A key lesson? “Seek awe, and nature, daily”.

As I read her book, I thought again of a constant question in my mind: how can we prepare children to find that feeling of awe, the sustaining sense that life is spectacular and grand, and we all have a place in it.

If this is such a human need, why aren’t schools making it a part of daily life? How can schools make sure that awe, and nature, are part of every child’s daily education?

Her book is a reminder that we all need bread as much as stones to nourish our inner lives. Feelings of awe nourish our inwardness. How sad that the language of education is yet to embrace this profound and essential human need as a fundamental for schools, just as much as other subjects.

Glenaeon draws on the rich heritage of Steiner education to embed feeling of awe and wonder in our daily school journey. Here are some of the ways we do it:

Morning verse: we start each day with a mindful reflection on the great powers of life. In a little touch of daily awe, a simple non-denominational verse starts our work for each student and teacher/mentor/guardian with a reminder that we are part of a bigger whole, that our lives are woven into a grander design than our minds can sometime fathom.

Stories: the special moment in a primary class day is story time, usually just before morning Recess. When all is quiet, a candle is lit and the teacher tells, in person, a story from world tales or their own imagination. For a teacher there is no more special moment in the day than seeing this crowd of expectant faces, waiting to be moved and touched by the power of imagination. So many of the stories carry the curriculum and in primary school even Maths and Science lessons can be woven out of and developed from a well-crafted story. Right up into high school, our classes enjoy a moment of wonder as the story unfolds, and the mind is taken to far off places and remarkable deeds.

Poetry: Our commitment to spoken poetry through the school says so much, just as a poem compacts meaning into a few lines. How much awe is in these 29 simple words?

To see a world in a grain of sand,
And a heaven in a wild flower.
Hold infinity in the palm of your hand,
And eternity in an hour.

 

Festivals: a man of aboriginal descent recently told me how impressed he was at his children’s Steiner school because they celebrated seasonal festivals, such as MidWinter when the children carry a candle and build a communal spiral of lights on the year’s darkest day. He hadn’t found other institutions so connected with the rhythms of the year, something which to him as an indigenous person was so fundamental. Our western style seasons have of course been simplistic and blunt compared to the nuanced and embedded aboriginal consciousness, but at least we have a feeling of awe and connection with the turning of the year.
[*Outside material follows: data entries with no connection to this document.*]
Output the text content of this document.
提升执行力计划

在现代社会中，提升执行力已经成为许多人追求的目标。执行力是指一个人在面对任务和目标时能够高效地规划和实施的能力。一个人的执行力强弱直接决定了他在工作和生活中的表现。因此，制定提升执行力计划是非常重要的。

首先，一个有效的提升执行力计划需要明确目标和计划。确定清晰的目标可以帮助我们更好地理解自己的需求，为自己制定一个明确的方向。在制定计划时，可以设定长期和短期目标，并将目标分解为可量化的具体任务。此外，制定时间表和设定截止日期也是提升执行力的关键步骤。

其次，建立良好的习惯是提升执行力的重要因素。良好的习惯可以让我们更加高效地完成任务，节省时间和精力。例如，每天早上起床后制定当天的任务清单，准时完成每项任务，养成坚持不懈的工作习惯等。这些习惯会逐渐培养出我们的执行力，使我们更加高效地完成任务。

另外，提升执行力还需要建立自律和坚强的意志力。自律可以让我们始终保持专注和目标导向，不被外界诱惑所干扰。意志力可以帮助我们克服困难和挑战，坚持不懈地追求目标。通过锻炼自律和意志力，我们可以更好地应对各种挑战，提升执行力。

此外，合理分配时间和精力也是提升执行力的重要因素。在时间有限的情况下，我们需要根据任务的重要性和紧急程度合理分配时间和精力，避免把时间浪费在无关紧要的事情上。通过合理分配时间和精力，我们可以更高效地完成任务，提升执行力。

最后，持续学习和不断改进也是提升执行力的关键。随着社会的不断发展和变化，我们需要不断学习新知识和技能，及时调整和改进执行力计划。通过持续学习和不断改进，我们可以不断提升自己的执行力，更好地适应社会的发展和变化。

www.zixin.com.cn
Nature: “the quiet healing properties of Nature” writes Julia. Our Middle Campus is a haven in the busy north shore, with a backyard that includes the exquisite Scotts Creek as it winds through mangroves to Middle Harbour. Our Outdoor Education program explicitly takes students to wild outdoor places where as well as stretching themselves against the forces of rivers and rocks, they can sit and absorb the quiet majesty of wilderness. The power of place is a sense in itself, and needs regular educating.

Cuttlefish: “For me, cuttlefish are symbols of awe” says Julia. Our Main Lesson curriculum charts a course through the rich stories of history, Science, Maths and literature, finding an implicit sense of wonder in our human connections with the world’s phenomena. How special it was to read Chapter 1 in Julia’s book which is titled Lessons from a Cuttlefish. We traditionally start our study of animals in Class 4 with the cuttlefish and examine their remarkable structure. Implicit in our scientific study is a sense of wonder at the extraordinary way the cuttlefish moves through the ocean.

The 5A’s of the Glenaeon journey educate the whole human being: Academic, Aesthetic, Artisan, Altruistic, Active Wilderness. But holding them all together is the sixth A, the special sense that life is grand and powerful, and we all have a place in it, the sustaining sense of Awe.